A looming deadline and the Red Planet’s forbidding landscape
aren’t the only challenges students in grades three through
eight must face. While these future scientists and engineers are
expected to create operational vehicles that can carry out a specific
scientific mission on the surface of Mars, they must restrict themselves
to found objects and minimal art supplies costing no more than $25
– a budget that would make any NASA administrator quake.
The annual competition takes place from noon to 6 p.m., Saturday,
Jan. 27, 2007, when the top three teams of students from 30 schools
citywide will be given the chance to show off their models in the
Houston Room of UH’s University Center. The event is open
to the public.
Students were supplied with design criteria and had to complete
basic research on Mars to accurately determine feasible operational
and structural features for their rovers.

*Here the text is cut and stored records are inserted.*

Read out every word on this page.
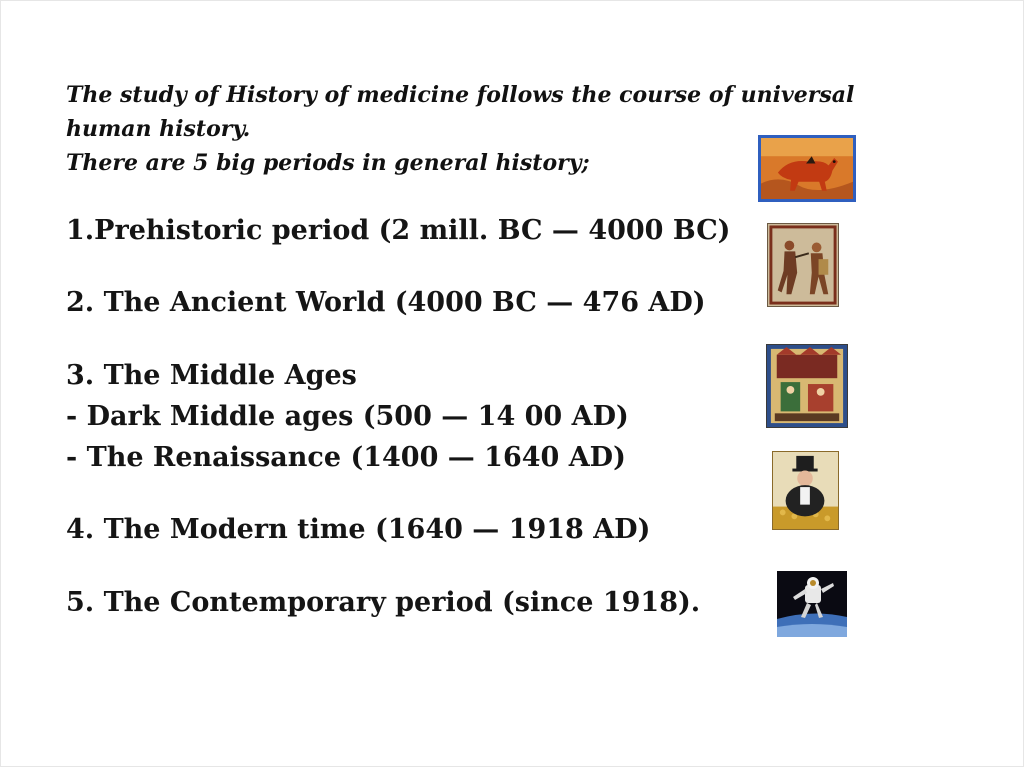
The study of History of medicine follows the course of universal
human history.
There are 5 big periods in general history;
1.Prehistoric period (2 mill. BC — 4000 BC)
2. The Ancient World (4000 BC — 476 AD)
3. The Middle Ages
- Dark Middle ages (500 — 14 00 AD)
- The Renaissance (1400 — 1640 AD)
4. The Modern time (1640 — 1918 AD)
5. The Contemporary period (since 1918).
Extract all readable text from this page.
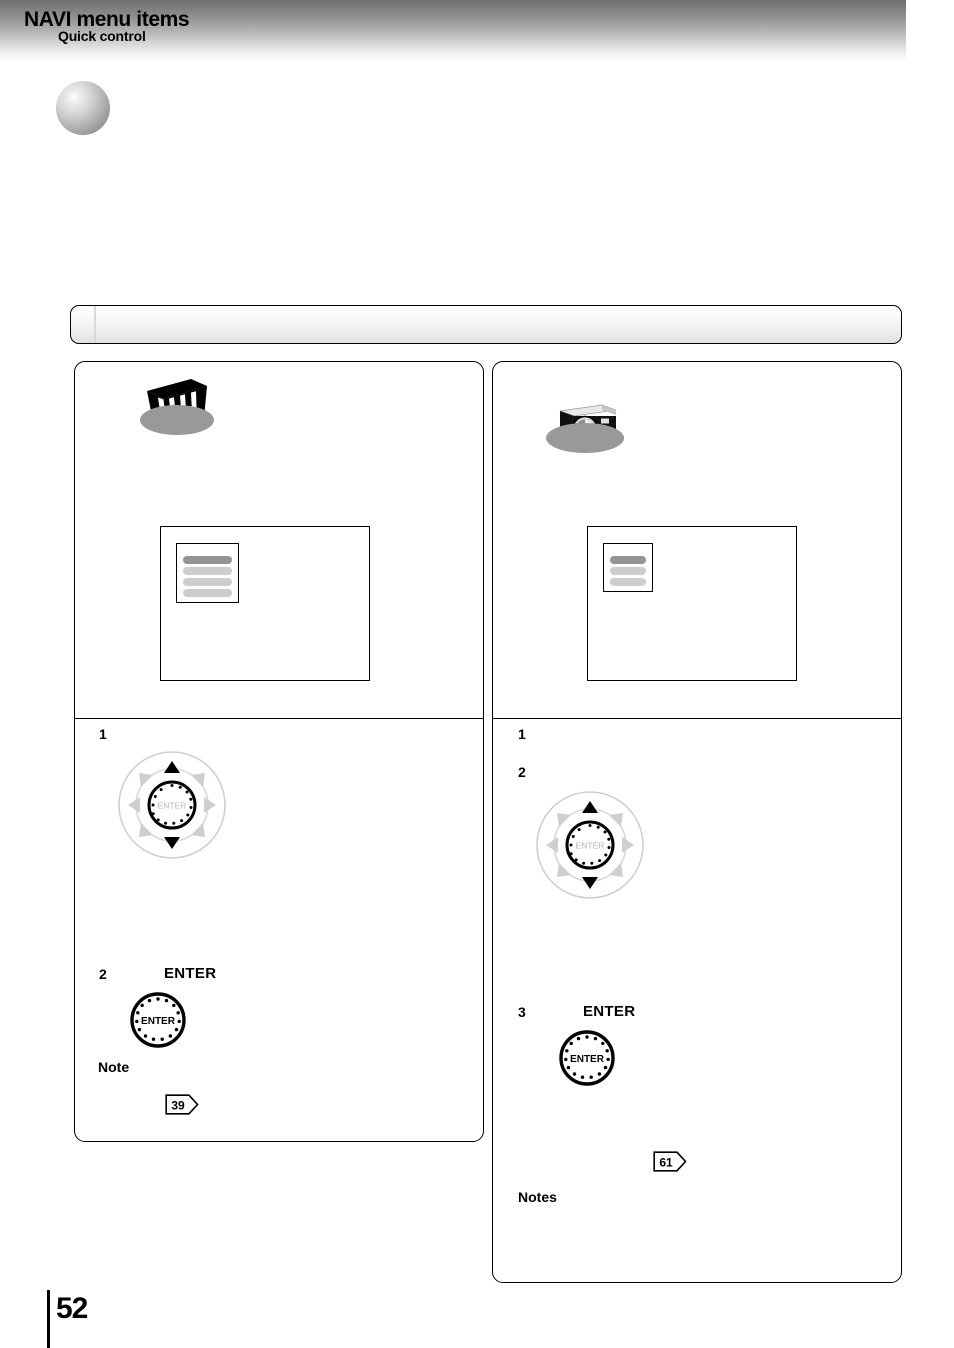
Quick control
NAVI menu items
1
ENTER
2	ENTER
ENTER
Note
39
1
2
ENTER
3	ENTER
ENTER
61
Notes
52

In a previous three-hour
workshop held at UH, teachers were trained to guide their students
in building the models during six-week classroom-learning and homework
projects about Mars.
This year, there also will be a UH Mars Rover booth for both students
and teachers to get their questions answered Dec. 4-6 at the George
R. Brown Convention Center in Exploration Alley, the outreach area
at the American Institute of Aeronautics and Astronauts (AIAA) Second
Space Exploration Conference. The AIAA convention will address how
to make visions for space exploration a long-term reality by meeting
the challenges and addressing the decisions now needed in order
to help define the United States’ space programs for decades
to come.
For a UH Mars Rover Celebration entry form, visit http://marsrover.phys.uh.edu
or contact Edgar Bering, UH professor of physics and electrical
and computer engineering, at eabering@uh.edu
or 713-743-3543.
About the University of Houston
The University of Houston, Texas’ premier metropolitan research
and teaching institution, is home to more than 40 research centers
and institutes and sponsors more than 300 partnerships with corporate,
civic and governmental entities. UH, the most diverse research university
in the country, stands at the forefront of education, research and
service with more than 35,000 students.